Young, London-based artist Eddie Peake works across a wide range of media, encompassing performance, painting, photography and sculpture. His work is concerned with notions of voyeurism, eroticism, sexuality and gender, as well as the lapses implicit in transitions between verbal and nonverbal language. Peake stages multi-sensory performances – such as Amidst a Sea of Flailing High Heels and Cooking Utensils, his two part performance held at Tate Tanks and London’s Chisenhale Gallery in 2012 – which adopt a variety of cultural motifs and aim to induce a bodily, visceral impact upon the viewer. The artist thinks of his performance works as images which become animated and, in Amidst a Sea of Flailing High Heels and Cooking Utensils, an ensemble of male and female dancers performed to an original live musical composition, adopting poses derived from Renaissance notions of the ideal body, and singing musical refrains extrapolated from pop songs. Through choreographed movement, the dancers’ bodies became both sculptural and sexual objects, playing on the audience’s voyeuristic desire.

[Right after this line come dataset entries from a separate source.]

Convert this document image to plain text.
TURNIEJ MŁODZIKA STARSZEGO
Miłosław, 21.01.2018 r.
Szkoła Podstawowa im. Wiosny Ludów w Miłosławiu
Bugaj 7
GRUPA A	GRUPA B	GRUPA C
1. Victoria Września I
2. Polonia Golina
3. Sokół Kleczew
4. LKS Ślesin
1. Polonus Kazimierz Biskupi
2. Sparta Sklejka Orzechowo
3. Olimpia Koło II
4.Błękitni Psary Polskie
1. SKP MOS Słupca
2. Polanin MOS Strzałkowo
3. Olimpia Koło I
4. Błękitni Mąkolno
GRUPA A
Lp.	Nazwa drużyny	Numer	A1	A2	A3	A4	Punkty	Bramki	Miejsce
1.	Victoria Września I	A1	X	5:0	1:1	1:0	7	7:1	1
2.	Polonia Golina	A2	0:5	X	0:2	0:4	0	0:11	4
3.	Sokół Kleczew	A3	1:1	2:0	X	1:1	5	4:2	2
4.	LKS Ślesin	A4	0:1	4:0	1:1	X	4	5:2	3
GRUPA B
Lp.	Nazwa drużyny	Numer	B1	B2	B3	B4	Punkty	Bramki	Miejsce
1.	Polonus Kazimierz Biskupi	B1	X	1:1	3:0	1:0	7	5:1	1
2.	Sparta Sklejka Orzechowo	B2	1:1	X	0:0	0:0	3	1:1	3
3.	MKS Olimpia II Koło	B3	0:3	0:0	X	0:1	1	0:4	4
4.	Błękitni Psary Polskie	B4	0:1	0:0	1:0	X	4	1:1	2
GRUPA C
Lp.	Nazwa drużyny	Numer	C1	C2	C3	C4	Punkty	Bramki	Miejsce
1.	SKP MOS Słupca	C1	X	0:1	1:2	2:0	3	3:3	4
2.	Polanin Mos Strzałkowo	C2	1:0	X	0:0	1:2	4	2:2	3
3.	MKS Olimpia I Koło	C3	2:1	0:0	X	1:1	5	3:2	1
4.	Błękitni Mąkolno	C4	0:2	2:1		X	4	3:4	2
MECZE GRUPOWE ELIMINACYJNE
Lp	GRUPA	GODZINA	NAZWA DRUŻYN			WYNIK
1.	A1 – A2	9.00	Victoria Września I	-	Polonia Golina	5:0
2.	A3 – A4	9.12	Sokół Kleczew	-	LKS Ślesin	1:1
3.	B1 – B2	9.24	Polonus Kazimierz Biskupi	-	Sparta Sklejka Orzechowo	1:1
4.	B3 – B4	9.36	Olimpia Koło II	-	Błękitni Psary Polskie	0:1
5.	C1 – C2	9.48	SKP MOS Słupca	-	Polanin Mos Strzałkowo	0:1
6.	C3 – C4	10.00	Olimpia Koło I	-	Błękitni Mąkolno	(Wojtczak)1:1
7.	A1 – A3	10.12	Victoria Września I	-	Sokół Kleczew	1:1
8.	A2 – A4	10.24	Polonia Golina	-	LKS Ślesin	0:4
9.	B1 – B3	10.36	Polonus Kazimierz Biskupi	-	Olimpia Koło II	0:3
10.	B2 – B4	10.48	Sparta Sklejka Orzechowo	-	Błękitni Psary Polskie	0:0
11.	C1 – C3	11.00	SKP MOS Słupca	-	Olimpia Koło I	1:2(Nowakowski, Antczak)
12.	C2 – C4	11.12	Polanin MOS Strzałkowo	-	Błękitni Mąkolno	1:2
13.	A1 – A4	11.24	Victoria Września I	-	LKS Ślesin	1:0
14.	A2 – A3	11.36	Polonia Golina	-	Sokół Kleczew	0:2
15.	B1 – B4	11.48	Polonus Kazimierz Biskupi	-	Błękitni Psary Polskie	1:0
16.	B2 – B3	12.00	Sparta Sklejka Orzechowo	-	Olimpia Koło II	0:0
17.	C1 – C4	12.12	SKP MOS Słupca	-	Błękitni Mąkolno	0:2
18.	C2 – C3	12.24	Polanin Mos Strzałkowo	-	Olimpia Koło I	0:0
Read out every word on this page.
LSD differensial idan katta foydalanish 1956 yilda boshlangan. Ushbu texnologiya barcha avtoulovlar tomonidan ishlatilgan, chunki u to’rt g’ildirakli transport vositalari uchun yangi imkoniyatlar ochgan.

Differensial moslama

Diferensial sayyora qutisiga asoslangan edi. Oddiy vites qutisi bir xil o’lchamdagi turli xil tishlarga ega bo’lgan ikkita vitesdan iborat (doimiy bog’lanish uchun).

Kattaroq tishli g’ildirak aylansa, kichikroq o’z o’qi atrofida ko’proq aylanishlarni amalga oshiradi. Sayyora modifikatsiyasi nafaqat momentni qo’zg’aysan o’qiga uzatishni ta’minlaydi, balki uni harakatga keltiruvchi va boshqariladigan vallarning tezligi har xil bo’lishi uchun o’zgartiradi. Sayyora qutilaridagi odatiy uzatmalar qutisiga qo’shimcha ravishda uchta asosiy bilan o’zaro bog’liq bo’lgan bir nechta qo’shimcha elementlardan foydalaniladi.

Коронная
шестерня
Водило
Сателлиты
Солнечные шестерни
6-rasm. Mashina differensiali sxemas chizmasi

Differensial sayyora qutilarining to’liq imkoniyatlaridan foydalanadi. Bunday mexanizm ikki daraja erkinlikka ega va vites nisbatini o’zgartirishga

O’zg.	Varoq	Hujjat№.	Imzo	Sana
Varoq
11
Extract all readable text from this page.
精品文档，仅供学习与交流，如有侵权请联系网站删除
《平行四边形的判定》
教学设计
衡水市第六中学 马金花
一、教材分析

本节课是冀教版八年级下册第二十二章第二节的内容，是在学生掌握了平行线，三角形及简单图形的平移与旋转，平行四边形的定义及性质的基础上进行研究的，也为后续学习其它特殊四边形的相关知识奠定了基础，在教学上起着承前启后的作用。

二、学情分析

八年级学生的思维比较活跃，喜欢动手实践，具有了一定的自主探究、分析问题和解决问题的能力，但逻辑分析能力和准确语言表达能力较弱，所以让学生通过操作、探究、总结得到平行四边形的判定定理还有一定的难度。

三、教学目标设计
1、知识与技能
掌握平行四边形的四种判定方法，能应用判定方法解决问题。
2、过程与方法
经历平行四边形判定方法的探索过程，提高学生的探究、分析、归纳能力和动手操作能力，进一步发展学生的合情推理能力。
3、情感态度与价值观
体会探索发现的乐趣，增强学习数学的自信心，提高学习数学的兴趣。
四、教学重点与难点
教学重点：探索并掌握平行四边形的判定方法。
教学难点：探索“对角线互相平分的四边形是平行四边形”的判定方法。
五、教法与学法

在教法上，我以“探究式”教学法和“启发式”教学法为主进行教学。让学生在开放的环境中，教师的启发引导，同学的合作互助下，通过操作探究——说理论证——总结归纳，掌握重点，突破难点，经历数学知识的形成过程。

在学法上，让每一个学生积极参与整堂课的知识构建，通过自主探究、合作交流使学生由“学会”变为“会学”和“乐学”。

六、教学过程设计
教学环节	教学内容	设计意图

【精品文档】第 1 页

For Peake’s recent exhibition Adjective Machine Gun at White Cube in Bermondsey, a structure modelled on the now decommissioned penguin pool at London Zoo, designed by modernist architect Berthold Lubetkin in 1934, acted as an arena for a group of dancers and musicians, whom, alongside Peake, developed a performance throughout the duration of the exhibition. This performance extended outside the confines of the structure into the wider gallery space, containing wall-based neon sculptures of a muscular faun, black and white photographs of a naked couple in choreographed poses, text-based brightly coloured paintings, and abstract sculptures reminiscent of limbs, rendered in concrete and highly polished white plaster. Discussing the exhibition, the first time Peake combined performance and static object works, he explained: “I want to focus on the process of devising a dramatic performance work, and the constant and jolting shift between reality and drama implicit in trying to do that in the context of an art gallery.”
Eddie Peake (b. London, 1981) graduated from the Slade School of Fine Art in 2006, and undertook a residency at the British School at Rome from 2008 to 2009. He is currently completing his Master’s degree at the Royal Academy Schools, London. Recent solo exhibitions include Focal Point Gallery, Southend-On-Sea (2013), White Cube, Bermondsey (2013), Mihai Nicodim Gallery, Los Angeles (2011), Galleria Lorcan O’Neill, Rome (2012), and a two-man exhibition with Prem Sahib at Southard Reid, London (2012). Performances include those at The David Roberts Art Foundation (2012), The Tanks, Tate Modern in conjunction with the Chisenhale Gallery (2012), The Royal Academy of Arts (2012) and Cell Project Space (2012).